Seasoned riders share their biking resolutions for 2021

Seasoned riders share their biking resolutions for 2021

Seasoned riders, novices, shop owners and club officers across the suburbs offer their 2021 goals, some specific and individual, others broad and general. All are worthy no matter what type of rider you are.

Individual goals

Common goals are distance challenges, e.g., 2021 Tour de France mileage - 2,102 - from Kevin Keehn of Palatine, who also suggests, "riding my age in miles on my birthday."

Centuries - single-day 100-milers - are respectable targets that several mention. Peter and Tracy Flucke, co-authors of "Coast to Coast on a Tandem," add special twists to century goals. Hers is to ride a century on a tandem, plus a second on her road bike. His is to finish a single-day double century.

Annual mileage goals submitted include 3,500, 5,000-plus (Sheri Rosenbaum, Buffalo Grove) and 5,800 miles. Bob Thomson, St. Charles, owns the latter, his eighth year exceeding the prior year's mileage.

Bill Kragh, Arlington Heights Bike Club, plans "to average 10 miles a day to keep the doctor away ... 3,650 miles for the seventh straight year."

My riding goal combines distance and elevation, i.e., steeper routes - 10% more climbing feet per mile, while adding 7% to 2020's mileage (5,200). A ride-logging app, recording distance and elevation, will keep me on track.

Adopting a tracking tool is a goal some newbies noted. An odometer or a phone app definitely keeps you honest. While it felt like 20 miles, knowing your ride was only 10 can be a jarring, yet motivating, reality check.

Other individual goals include riding for a set time. For Sue Montgomery, Bike Palatine Club secretary, 30 minutes daily from March through September, weather permitting, is her goal, plus "taking my bike to LOTS of places I haven't often or ever ridden!"

Allison Albrecht, Schaumburg director of communications and outreach, shares that one. Besides "increasing my mileage, I have a goal to bike in Busse Woods this summer. To be able to bike there, explore trails, and have enough energy to bike home!"

Patrick Knapp, village of Schaumburg transportation planner "wants to ensure we get out for a family bike ride at least once weekly during the summer. I also want to work on replacing short car trips with bike trips when possible."

Ride Illinois Executive Director Dave Simmons echoes that idea. "I will increase the number of trips I take by bike. Someday soon, I hope to be car free!"
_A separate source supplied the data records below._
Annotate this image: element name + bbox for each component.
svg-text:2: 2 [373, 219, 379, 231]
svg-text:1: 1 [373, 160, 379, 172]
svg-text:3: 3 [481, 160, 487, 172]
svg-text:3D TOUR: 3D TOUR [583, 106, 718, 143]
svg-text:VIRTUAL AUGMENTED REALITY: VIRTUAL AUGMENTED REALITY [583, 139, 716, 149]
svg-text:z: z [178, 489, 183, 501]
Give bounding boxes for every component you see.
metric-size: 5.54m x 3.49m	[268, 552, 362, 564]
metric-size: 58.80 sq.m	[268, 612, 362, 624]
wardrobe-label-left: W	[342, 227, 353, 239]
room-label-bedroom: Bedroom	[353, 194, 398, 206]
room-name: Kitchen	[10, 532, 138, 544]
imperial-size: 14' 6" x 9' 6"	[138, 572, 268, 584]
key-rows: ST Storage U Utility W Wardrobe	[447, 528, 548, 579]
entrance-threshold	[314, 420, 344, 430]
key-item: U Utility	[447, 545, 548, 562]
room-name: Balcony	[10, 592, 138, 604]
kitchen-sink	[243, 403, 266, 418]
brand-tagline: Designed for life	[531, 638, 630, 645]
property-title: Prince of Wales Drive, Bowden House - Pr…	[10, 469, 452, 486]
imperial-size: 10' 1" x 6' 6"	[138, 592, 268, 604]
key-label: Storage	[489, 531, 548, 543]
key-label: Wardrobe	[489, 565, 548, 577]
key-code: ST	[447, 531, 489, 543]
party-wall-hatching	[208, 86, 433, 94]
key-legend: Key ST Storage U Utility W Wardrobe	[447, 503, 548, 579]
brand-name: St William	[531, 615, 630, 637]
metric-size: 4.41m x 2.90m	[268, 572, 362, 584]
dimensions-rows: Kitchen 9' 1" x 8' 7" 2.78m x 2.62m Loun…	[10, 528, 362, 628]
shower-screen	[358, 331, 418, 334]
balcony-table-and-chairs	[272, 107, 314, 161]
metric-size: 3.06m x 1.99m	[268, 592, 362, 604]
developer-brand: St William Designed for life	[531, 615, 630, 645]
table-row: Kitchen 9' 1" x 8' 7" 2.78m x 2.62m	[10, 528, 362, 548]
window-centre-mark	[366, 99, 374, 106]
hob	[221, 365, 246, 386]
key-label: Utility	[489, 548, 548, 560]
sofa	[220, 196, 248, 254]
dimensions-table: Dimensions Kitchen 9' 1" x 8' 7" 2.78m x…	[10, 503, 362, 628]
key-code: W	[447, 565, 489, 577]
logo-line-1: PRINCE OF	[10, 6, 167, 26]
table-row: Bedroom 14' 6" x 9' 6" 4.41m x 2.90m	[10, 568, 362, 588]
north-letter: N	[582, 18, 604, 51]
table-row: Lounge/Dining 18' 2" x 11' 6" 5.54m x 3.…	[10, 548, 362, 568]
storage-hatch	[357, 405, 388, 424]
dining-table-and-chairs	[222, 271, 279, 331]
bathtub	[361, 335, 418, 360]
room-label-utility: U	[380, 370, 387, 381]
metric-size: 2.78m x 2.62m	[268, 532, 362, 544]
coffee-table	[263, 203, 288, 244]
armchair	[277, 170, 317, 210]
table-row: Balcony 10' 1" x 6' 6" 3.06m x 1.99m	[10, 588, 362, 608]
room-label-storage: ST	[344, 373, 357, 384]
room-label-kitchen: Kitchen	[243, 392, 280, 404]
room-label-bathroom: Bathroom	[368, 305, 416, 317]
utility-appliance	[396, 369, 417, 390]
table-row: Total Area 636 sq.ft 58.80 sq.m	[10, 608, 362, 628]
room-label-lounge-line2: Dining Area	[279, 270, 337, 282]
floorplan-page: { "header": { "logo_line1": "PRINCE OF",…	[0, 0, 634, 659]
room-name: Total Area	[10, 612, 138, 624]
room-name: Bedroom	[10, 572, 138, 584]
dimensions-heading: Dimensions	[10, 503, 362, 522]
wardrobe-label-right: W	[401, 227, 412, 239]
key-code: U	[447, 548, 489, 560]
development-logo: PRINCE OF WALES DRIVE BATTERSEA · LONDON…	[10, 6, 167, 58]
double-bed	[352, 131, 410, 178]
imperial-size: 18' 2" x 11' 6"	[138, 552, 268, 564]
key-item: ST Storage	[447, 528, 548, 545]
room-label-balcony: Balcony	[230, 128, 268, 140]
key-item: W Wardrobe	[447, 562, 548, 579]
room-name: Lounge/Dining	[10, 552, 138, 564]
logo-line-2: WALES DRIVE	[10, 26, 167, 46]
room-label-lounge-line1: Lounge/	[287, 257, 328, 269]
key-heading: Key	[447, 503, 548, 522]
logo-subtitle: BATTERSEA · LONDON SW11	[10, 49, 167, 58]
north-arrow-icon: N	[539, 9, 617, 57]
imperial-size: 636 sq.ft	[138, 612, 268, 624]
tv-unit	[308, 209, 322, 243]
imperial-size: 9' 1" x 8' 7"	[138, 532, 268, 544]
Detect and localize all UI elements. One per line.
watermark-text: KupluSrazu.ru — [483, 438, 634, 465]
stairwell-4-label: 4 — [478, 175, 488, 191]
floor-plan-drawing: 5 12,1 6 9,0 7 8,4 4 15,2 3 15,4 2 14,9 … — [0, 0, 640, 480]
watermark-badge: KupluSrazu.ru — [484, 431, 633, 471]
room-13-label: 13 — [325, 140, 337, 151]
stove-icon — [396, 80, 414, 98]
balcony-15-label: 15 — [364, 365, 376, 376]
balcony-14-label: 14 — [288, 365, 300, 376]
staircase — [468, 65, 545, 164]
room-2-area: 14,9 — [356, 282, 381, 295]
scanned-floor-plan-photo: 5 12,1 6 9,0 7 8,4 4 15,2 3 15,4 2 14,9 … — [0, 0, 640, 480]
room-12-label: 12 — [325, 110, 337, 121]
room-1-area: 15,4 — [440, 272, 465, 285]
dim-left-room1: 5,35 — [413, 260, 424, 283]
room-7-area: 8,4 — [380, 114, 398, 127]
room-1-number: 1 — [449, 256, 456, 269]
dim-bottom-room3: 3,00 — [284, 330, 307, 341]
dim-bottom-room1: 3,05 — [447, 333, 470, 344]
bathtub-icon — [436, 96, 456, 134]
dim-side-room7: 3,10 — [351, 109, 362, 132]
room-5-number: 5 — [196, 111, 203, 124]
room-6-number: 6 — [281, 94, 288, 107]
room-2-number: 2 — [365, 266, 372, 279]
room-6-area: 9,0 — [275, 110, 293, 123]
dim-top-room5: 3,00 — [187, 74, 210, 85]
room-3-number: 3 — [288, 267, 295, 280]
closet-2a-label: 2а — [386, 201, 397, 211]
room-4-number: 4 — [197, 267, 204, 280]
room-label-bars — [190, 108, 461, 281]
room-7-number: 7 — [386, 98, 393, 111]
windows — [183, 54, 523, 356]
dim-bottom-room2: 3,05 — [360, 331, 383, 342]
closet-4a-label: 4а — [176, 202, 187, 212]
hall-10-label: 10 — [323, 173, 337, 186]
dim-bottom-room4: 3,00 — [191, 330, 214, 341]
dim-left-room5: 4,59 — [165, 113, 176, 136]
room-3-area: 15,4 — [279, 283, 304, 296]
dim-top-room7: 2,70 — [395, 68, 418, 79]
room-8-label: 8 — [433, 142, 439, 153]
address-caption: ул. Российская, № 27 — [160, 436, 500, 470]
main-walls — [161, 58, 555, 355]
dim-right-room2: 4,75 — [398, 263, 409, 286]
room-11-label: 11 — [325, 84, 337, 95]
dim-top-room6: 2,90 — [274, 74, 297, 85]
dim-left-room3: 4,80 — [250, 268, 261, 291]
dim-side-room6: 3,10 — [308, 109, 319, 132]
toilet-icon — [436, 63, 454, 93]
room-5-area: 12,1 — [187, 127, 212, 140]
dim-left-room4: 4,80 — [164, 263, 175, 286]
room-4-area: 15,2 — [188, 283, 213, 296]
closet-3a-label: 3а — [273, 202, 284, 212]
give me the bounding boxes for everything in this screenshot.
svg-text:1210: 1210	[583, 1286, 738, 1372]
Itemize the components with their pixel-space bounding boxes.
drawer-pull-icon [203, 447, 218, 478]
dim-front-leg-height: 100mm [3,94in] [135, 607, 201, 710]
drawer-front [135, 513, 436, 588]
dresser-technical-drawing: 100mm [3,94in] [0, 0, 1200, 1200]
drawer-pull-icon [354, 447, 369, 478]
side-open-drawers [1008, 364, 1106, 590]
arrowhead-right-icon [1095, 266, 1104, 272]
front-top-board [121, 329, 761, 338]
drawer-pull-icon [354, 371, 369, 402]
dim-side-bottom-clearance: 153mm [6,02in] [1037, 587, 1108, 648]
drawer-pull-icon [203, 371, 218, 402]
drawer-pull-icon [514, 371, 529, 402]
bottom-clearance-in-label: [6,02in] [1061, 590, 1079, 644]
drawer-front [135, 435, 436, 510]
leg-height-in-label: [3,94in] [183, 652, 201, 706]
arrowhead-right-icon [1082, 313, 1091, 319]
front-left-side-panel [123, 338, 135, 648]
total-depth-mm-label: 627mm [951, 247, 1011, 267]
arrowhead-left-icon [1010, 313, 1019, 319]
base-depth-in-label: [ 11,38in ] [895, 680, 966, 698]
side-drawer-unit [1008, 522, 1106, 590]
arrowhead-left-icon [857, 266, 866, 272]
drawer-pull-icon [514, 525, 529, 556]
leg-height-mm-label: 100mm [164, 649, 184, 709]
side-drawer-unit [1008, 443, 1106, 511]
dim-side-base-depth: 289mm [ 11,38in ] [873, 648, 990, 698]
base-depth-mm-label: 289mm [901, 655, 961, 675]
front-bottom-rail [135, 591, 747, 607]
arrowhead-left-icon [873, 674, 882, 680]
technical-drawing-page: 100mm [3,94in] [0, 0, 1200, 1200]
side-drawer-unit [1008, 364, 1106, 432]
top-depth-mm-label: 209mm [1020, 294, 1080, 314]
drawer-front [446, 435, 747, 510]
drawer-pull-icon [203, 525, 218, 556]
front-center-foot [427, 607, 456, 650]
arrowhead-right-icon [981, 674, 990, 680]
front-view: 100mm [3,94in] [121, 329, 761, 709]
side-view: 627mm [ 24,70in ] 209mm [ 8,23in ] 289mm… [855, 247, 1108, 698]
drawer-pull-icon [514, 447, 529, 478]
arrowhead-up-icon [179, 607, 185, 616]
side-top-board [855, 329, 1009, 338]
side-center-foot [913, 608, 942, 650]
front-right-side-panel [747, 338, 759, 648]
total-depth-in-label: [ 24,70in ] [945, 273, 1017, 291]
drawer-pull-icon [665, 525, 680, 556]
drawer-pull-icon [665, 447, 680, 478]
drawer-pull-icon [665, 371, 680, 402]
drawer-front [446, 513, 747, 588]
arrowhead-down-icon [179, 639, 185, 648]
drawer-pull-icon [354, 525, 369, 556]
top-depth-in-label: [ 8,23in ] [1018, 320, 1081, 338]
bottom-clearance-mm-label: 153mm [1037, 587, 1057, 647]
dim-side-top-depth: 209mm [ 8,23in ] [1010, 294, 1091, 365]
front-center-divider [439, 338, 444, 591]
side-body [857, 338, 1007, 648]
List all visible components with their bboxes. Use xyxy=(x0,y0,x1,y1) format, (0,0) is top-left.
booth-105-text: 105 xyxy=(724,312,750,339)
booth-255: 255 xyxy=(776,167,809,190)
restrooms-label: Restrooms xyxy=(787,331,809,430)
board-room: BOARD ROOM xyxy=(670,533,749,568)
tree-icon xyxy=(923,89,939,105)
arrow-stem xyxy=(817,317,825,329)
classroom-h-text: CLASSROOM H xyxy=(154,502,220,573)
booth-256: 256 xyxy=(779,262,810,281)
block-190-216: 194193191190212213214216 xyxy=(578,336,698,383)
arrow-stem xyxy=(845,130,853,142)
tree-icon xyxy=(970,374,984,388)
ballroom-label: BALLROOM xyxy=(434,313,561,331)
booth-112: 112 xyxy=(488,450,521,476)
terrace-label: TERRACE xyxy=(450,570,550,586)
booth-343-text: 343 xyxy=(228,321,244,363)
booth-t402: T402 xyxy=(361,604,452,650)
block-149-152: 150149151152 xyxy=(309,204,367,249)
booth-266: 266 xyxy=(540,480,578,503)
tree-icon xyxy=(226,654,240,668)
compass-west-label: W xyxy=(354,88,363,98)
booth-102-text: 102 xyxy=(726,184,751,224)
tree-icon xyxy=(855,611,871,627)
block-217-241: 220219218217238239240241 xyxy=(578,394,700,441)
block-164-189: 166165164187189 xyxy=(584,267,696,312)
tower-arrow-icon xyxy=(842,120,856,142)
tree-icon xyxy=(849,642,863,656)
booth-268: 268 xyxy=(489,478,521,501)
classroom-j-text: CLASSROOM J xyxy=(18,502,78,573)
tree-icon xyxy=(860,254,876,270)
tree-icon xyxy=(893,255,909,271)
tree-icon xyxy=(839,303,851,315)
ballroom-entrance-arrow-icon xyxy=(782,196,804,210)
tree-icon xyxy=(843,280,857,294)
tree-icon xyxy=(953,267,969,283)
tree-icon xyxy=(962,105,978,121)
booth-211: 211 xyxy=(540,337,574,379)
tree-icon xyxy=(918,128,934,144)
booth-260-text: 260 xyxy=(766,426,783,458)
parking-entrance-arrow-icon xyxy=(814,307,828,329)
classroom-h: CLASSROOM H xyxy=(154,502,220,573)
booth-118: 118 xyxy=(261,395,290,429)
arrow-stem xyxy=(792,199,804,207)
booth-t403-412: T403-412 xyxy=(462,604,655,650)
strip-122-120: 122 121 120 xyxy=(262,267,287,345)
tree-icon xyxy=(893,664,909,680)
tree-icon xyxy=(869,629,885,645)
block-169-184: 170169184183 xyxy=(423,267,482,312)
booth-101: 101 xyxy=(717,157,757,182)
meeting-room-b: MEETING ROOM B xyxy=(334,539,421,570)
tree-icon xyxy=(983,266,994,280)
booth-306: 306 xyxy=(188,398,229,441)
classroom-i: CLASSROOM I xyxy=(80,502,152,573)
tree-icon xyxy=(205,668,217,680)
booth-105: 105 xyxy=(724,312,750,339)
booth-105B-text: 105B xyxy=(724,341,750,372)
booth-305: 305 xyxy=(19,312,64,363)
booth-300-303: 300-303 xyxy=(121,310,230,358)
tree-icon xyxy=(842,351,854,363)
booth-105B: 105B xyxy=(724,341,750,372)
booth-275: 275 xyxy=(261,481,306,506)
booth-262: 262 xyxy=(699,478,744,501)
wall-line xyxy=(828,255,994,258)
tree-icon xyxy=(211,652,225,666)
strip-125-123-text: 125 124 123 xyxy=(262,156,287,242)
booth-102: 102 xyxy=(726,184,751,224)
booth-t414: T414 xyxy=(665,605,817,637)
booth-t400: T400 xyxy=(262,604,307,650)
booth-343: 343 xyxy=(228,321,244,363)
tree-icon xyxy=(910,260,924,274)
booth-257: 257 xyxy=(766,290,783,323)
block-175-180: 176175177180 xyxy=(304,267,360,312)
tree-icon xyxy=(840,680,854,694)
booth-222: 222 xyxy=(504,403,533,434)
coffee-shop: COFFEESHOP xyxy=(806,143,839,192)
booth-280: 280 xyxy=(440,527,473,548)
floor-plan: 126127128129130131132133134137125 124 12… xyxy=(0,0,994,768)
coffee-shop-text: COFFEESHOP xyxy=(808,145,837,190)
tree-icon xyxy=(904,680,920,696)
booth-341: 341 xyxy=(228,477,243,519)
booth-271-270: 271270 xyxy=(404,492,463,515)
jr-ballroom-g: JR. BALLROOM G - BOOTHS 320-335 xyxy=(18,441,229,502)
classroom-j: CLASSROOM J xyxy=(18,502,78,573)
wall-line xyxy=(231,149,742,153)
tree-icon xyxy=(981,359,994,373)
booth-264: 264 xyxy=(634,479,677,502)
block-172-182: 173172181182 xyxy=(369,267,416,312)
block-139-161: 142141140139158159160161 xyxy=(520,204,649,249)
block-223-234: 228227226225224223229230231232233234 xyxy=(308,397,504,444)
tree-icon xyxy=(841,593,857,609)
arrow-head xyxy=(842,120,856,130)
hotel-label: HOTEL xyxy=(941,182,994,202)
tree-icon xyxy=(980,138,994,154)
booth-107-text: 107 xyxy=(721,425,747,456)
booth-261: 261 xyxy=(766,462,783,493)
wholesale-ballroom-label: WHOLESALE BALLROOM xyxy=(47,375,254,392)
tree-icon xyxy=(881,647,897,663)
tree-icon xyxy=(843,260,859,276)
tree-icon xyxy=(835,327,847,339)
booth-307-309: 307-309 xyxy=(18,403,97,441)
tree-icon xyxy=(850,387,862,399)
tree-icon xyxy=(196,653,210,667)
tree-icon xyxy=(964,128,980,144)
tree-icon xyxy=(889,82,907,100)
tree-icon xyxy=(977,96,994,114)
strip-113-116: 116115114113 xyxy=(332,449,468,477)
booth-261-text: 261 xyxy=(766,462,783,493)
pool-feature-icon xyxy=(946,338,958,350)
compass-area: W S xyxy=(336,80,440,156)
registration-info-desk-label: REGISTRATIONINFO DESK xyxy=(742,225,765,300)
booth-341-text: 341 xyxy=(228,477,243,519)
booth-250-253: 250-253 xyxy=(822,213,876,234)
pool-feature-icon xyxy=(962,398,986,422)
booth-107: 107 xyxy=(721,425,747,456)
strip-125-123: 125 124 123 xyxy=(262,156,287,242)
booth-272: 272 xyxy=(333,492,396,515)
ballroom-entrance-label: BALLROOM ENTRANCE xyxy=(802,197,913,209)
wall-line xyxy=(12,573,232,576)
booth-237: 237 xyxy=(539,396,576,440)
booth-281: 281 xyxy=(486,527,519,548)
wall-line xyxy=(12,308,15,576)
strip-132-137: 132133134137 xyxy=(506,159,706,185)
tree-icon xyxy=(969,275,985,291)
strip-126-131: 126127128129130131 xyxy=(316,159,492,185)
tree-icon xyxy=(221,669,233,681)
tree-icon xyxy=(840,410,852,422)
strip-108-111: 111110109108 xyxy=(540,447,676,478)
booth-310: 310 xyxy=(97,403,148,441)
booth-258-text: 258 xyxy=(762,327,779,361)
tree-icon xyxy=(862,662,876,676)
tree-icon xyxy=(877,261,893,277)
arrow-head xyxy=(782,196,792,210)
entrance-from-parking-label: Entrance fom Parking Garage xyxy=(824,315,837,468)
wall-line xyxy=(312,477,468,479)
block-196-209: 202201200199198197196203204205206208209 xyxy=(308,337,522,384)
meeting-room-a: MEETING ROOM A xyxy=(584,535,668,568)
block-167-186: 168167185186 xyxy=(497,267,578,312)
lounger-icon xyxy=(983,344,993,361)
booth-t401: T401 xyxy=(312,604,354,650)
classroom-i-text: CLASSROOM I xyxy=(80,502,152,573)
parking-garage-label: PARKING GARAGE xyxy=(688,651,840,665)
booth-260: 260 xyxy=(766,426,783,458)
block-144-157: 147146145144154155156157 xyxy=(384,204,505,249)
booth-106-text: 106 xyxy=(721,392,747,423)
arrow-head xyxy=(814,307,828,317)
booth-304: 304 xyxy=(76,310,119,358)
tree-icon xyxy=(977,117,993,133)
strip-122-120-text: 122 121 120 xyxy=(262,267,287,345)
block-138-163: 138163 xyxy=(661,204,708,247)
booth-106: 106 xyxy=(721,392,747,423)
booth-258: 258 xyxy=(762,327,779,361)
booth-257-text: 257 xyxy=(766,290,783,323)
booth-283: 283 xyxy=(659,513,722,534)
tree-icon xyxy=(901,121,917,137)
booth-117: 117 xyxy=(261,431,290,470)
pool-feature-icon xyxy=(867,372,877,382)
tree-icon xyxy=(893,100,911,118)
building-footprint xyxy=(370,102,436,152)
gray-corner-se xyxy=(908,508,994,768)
Besides completing two centuries, Tom Southall of Arlington Heights plans to "use my bike instead of my car for as many errands as possible."

Bike parking at a breakfast stop on the 2019 RAGBRAI. Courtesy of Ralph Banasiak

Thinking big, Tom Lucas of Hoffman Estates is penciling in RAGBRAI, assuming the weeklong Iowa bike tour is a go this July. Armaline Mirretti, Elmhurst Bike Club advocacy co-chair, aspires "to begin the Rails to Trails Ride Across America with another club member ... and to do it in pieces. It will take us a few years to complete."

Berton Travis, originator of the "Start Seeing Bicycles" lawn signs, hopes to cycle the roughly 270-mile, four-day Tour de Force. This ride out of New York City, originating after 9/11, fundraises for families of law enforcement officers killed in the line of duty nationwide.

Broader goals

The Illinois I & M Canal State Trail, part of the Rails to Trails Ride Across America. Courtesy of Great American Rail Trail

Why not join a bike club? For novice riders expanding their experience, local bike clubs offer scheduled outings with veteran bikers offering useful tips along the route.

Rob Weiss, Joliet Bicycle Club, notes, "Our goal is always to be accident-free and make our smiles match our miles."

For its annual July ride, his goal is 750 participants.

Wayne Mikes, president of the Bike Palatine Club, hopes to host an after-school ride for students and families, and encourage a local school to introduce the Bike Safety Quiz.

Regarding advocacy, Sheri Rosenbaum, TrekHP Women's Advocate program (Highland Park), seeks to "bring more diversity to cycling" and to "grow my women's cycling group, encouraging them to get out of their comfort zones."

Ginger Wheeler, who is on the East Branch DuPage River Trail Leaders Committee, hopes to collect 10,000 petition signatures at to demonstrate public support for a new bike trail through DuPage County.

Dave Simmons of Ride Illinois wants to connect with Illinois cyclists of all types and "to change the perception of cycling from a sport enjoyed by Lycra-clad individuals and weekend warriors to everyday, practical transportation."